Histoire des forêts françaises – De la Gaule chevelue à nos jours
Le manteau forestier de la Gaule s’est rétréci en deux millénaires, notamment lors des grands défrichements du IXe au XIVe siècle, avec des fluctuations liées aux famines ou aux pestes, sortes de respirations avec les surfaces agricoles. Au début du XIXe siècle, la forêt connaît un point bas, avec une prise de conscience de devoir la protéger. Sa renaissance débute avec Louis XVIII et la création, en 1824 à Nancy, de l’École royale forestière, et la rédaction du Code forestier de 1827. Premier propriétaire forestier grâce aux donations des pénitents, le clergé a eu une grande importance. Avec celles de la Couronne, ces forêts ecclésiastiques, nationalisées à la Révolution, devinrent nos forêts domaniales. Quant aux forêts communales, leur histoire remonte aux « forêts des communautés » du Moyen Âge. Les communautés y bénéficiaient aussi de droits d’usages : parcours du bétail, ramassage de fougères, de mort-bois. Pour purger les forêts de ce désordre, le cantonnement, transformation en vrai droit de propriété concentré sur une petite partie, déjà prévu en 1669, fut repris sous Napoléon III et constitua de petites forêts communales, en périphérie des grandes domaniales. Depuis 1830, la forêt a doublé sa superficie, et son capital – volume et carbone stocké – n’a cessé de progresser avec la conversion des taillis en futaie. Lancé sous Napoléon III, la Restauration des terrains en montagne (RTM) a marqué nos paysages avec 400 000 hectares de reboisement.

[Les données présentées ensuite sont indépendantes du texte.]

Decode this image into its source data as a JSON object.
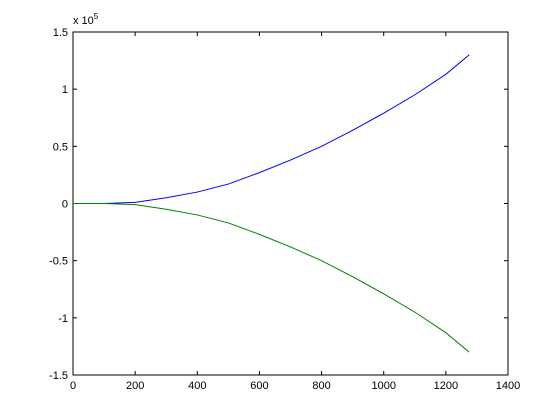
{
  "chart_data": {
    "type": "line",
    "y_scale_label": {
      "base": "x 10",
      "exponent": "5"
    },
    "x": [
      0,
      100,
      200,
      300,
      400,
      500,
      600,
      700,
      800,
      900,
      1000,
      1100,
      1200,
      1275
    ],
    "series": [
      {
        "color": "#0000ff",
        "values": [
          0,
          0,
          0.01,
          0.05,
          0.1,
          0.17,
          0.27,
          0.38,
          0.5,
          0.64,
          0.79,
          0.95,
          1.13,
          1.3
        ]
      },
      {
        "color": "#008000",
        "values": [
          0,
          0,
          -0.01,
          -0.05,
          -0.1,
          -0.17,
          -0.27,
          -0.38,
          -0.5,
          -0.64,
          -0.79,
          -0.95,
          -1.13,
          -1.3
        ]
      }
    ],
    "xlim": [
      0,
      1400
    ],
    "xticks": [
      0,
      200,
      400,
      600,
      800,
      1000,
      1200,
      1400
    ],
    "ylim": [
      -1.5,
      1.5
    ],
    "yticks": [
      -1.5,
      -1,
      -0.5,
      0,
      0.5,
      1,
      1.5
    ]
  }
}
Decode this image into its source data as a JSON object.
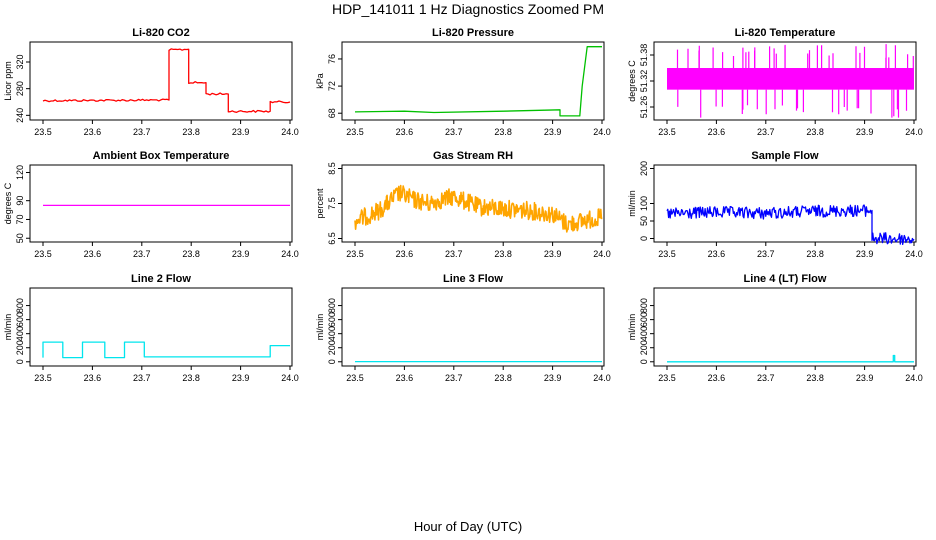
{
  "figure": {
    "title": "HDP_141011  1 Hz Diagnostics Zoomed PM",
    "xlabel": "Hour of Day (UTC)"
  },
  "chart_data": [
    {
      "type": "line",
      "title": "Li-820 CO2",
      "ylabel": "Licor ppm",
      "color": "#ff0000",
      "xlim": [
        23.5,
        24.0
      ],
      "ylim": [
        233,
        350
      ],
      "xticks": [
        "23.5",
        "23.6",
        "23.7",
        "23.8",
        "23.9",
        "24.0"
      ],
      "yticks": [
        240,
        280,
        320
      ],
      "series": [
        {
          "name": "CO2",
          "x": [
            23.5,
            23.755,
            23.755,
            23.795,
            23.795,
            23.83,
            23.83,
            23.875,
            23.875,
            23.96,
            23.96,
            24.0
          ],
          "y": [
            262,
            263,
            338,
            339,
            289,
            289,
            272,
            272,
            246,
            246,
            260,
            260
          ]
        }
      ]
    },
    {
      "type": "line",
      "title": "Li-820 Pressure",
      "ylabel": "kPa",
      "color": "#00c000",
      "xlim": [
        23.5,
        24.0
      ],
      "ylim": [
        67,
        78.5
      ],
      "xticks": [
        "23.5",
        "23.6",
        "23.7",
        "23.8",
        "23.9",
        "24.0"
      ],
      "yticks": [
        68,
        72,
        76
      ],
      "series": [
        {
          "name": "Pressure",
          "x": [
            23.5,
            23.6,
            23.66,
            23.8,
            23.915,
            23.915,
            23.955,
            23.96,
            23.97,
            24.0
          ],
          "y": [
            68.2,
            68.3,
            68.1,
            68.3,
            68.5,
            67.6,
            67.6,
            72,
            77.8,
            77.8
          ]
        }
      ]
    },
    {
      "type": "line",
      "title": "Li-820 Temperature",
      "ylabel": "degrees C",
      "color": "#ff00ff",
      "xlim": [
        23.5,
        24.0
      ],
      "ylim": [
        51.23,
        51.41
      ],
      "xticks": [
        "23.5",
        "23.6",
        "23.7",
        "23.8",
        "23.9",
        "24.0"
      ],
      "yticks": [
        51.26,
        51.32,
        51.38
      ],
      "series": [
        {
          "name": "Temperature",
          "band": [
            51.3,
            51.35
          ]
        }
      ]
    },
    {
      "type": "line",
      "title": "Ambient Box Temperature",
      "ylabel": "degrees C",
      "color": "#ff00ff",
      "xlim": [
        23.5,
        24.0
      ],
      "ylim": [
        46,
        128
      ],
      "xticks": [
        "23.5",
        "23.6",
        "23.7",
        "23.8",
        "23.9",
        "24.0"
      ],
      "yticks": [
        50,
        70,
        90,
        120
      ],
      "series": [
        {
          "name": "Box Temp",
          "x": [
            23.5,
            24.0
          ],
          "y": [
            85,
            85
          ]
        }
      ]
    },
    {
      "type": "line",
      "title": "Gas Stream RH",
      "ylabel": "percent",
      "color": "#ffa500",
      "xlim": [
        23.5,
        24.0
      ],
      "ylim": [
        6.4,
        8.6
      ],
      "xticks": [
        "23.5",
        "23.6",
        "23.7",
        "23.8",
        "23.9",
        "24.0"
      ],
      "yticks": [
        6.5,
        7.5,
        8.5
      ],
      "series": [
        {
          "name": "RH",
          "x": [
            23.5,
            23.55,
            23.59,
            23.62,
            23.65,
            23.7,
            23.75,
            23.8,
            23.85,
            23.9,
            23.93,
            23.96,
            24.0
          ],
          "y": [
            7.0,
            7.3,
            7.8,
            7.6,
            7.5,
            7.7,
            7.4,
            7.35,
            7.3,
            7.2,
            6.9,
            7.0,
            7.1
          ]
        }
      ]
    },
    {
      "type": "line",
      "title": "Sample Flow",
      "ylabel": "ml/min",
      "color": "#0000ff",
      "xlim": [
        23.5,
        24.0
      ],
      "ylim": [
        -10,
        210
      ],
      "xticks": [
        "23.5",
        "23.6",
        "23.7",
        "23.8",
        "23.9",
        "24.0"
      ],
      "yticks": [
        0,
        50,
        100,
        200
      ],
      "series": [
        {
          "name": "Flow",
          "x": [
            23.5,
            23.6,
            23.7,
            23.8,
            23.915,
            23.915,
            24.0
          ],
          "y": [
            70,
            75,
            72,
            78,
            80,
            0,
            -2
          ]
        }
      ]
    },
    {
      "type": "line",
      "title": "Line 2 Flow",
      "ylabel": "ml/min",
      "color": "#00e5ee",
      "xlim": [
        23.5,
        24.0
      ],
      "ylim": [
        -60,
        1050
      ],
      "xticks": [
        "23.5",
        "23.6",
        "23.7",
        "23.8",
        "23.9",
        "24.0"
      ],
      "yticks": [
        0,
        200,
        400,
        600,
        800
      ],
      "series": [
        {
          "name": "Line 2",
          "x": [
            23.5,
            23.5,
            23.54,
            23.54,
            23.58,
            23.58,
            23.625,
            23.625,
            23.665,
            23.665,
            23.705,
            23.705,
            23.96,
            23.96,
            24.0
          ],
          "y": [
            60,
            280,
            280,
            60,
            60,
            280,
            280,
            60,
            60,
            280,
            280,
            70,
            70,
            230,
            230
          ]
        }
      ]
    },
    {
      "type": "line",
      "title": "Line 3 Flow",
      "ylabel": "ml/min",
      "color": "#00e5ee",
      "xlim": [
        23.5,
        24.0
      ],
      "ylim": [
        -60,
        1050
      ],
      "xticks": [
        "23.5",
        "23.6",
        "23.7",
        "23.8",
        "23.9",
        "24.0"
      ],
      "yticks": [
        0,
        200,
        400,
        600,
        800
      ],
      "series": [
        {
          "name": "Line 3",
          "x": [
            23.5,
            24.0
          ],
          "y": [
            2,
            2
          ]
        }
      ]
    },
    {
      "type": "line",
      "title": "Line 4 (LT) Flow",
      "ylabel": "ml/min",
      "color": "#00e5ee",
      "xlim": [
        23.5,
        24.0
      ],
      "ylim": [
        -60,
        1050
      ],
      "xticks": [
        "23.5",
        "23.6",
        "23.7",
        "23.8",
        "23.9",
        "24.0"
      ],
      "yticks": [
        0,
        200,
        400,
        600,
        800
      ],
      "series": [
        {
          "name": "Line 4",
          "x": [
            23.5,
            23.958,
            23.958,
            23.961,
            23.961,
            24.0
          ],
          "y": [
            0,
            0,
            90,
            90,
            0,
            0
          ]
        }
      ]
    }
  ]
}
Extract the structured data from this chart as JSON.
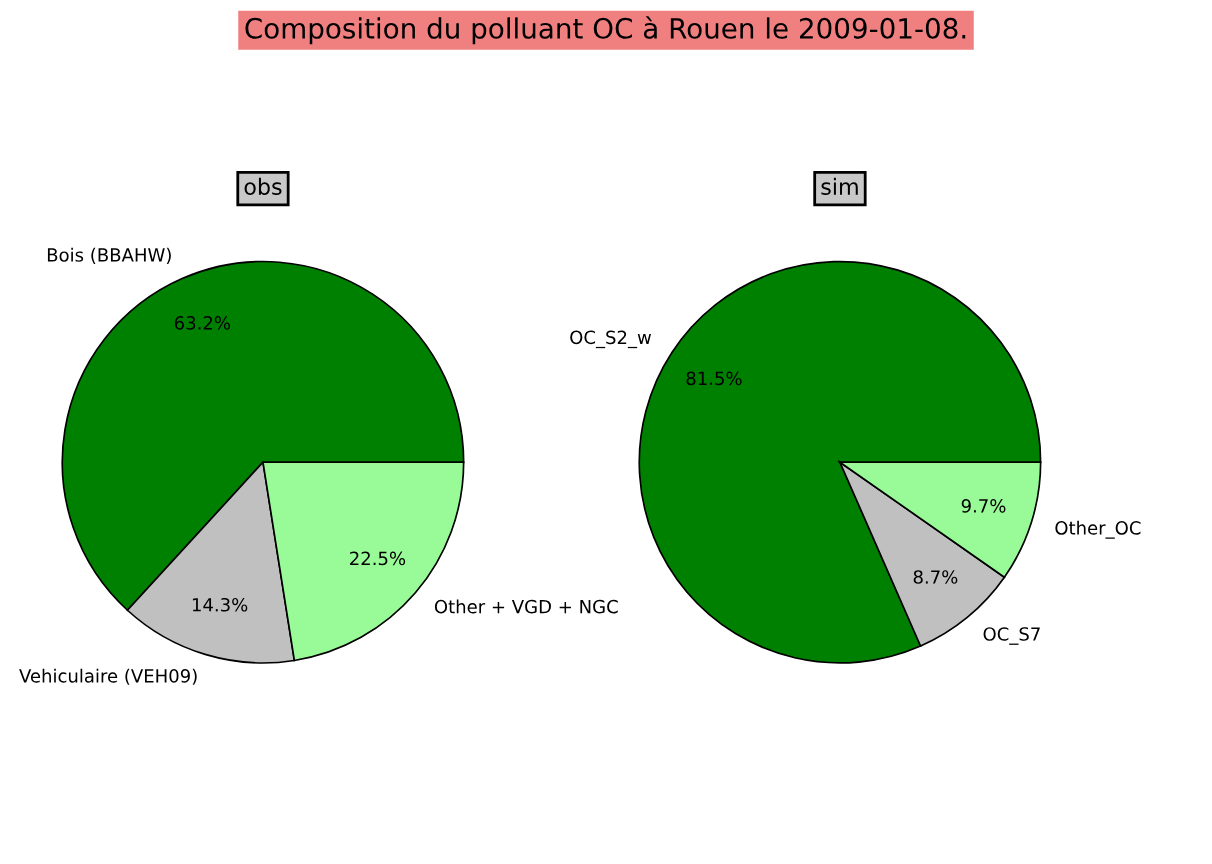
{
  "chart_data": [
    {
      "type": "pie",
      "title": "obs",
      "annotations": [
        "Composition du polluant OC à Rouen le 2009-01-08."
      ],
      "categories": [
        "Bois (BBAHW)",
        "Vehiculaire (VEH09)",
        "Other + VGD + NGC"
      ],
      "values": [
        63.2,
        14.3,
        22.5
      ],
      "value_labels": [
        "63.2%",
        "14.3%",
        "22.5%"
      ],
      "colors": [
        "#008000",
        "#c0c0c0",
        "#98fb98"
      ]
    },
    {
      "type": "pie",
      "title": "sim",
      "categories": [
        "OC_S2_w",
        "OC_S7",
        "Other_OC"
      ],
      "values": [
        81.5,
        8.7,
        9.7
      ],
      "value_labels": [
        "81.5%",
        "8.7%",
        "9.7%"
      ],
      "colors": [
        "#008000",
        "#c0c0c0",
        "#98fb98"
      ]
    }
  ]
}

De même, de Gaulle lança en 1946 le Fonds forestier national (FFN), reboisant plus d’un million d’hectares. Ce remarquable instrument de politique forestière a hélas été supprimé en 2000 et les replantations ont chuté. L’industrie en aval va manquer de bois résineux qu’elle demande… et qui manquent déjà. Les glaciers fondent, le niveau des océans monte. Face au réchauffement climatique et aux évolutions du monde, les experts redécouvrent les bienfaits de la forêt et du bois, et partout appellent au reboisement. L’homme réalise soudain qu’il a trop défriché. Mais en France, depuis déjà deux siècles, la forêt progresse.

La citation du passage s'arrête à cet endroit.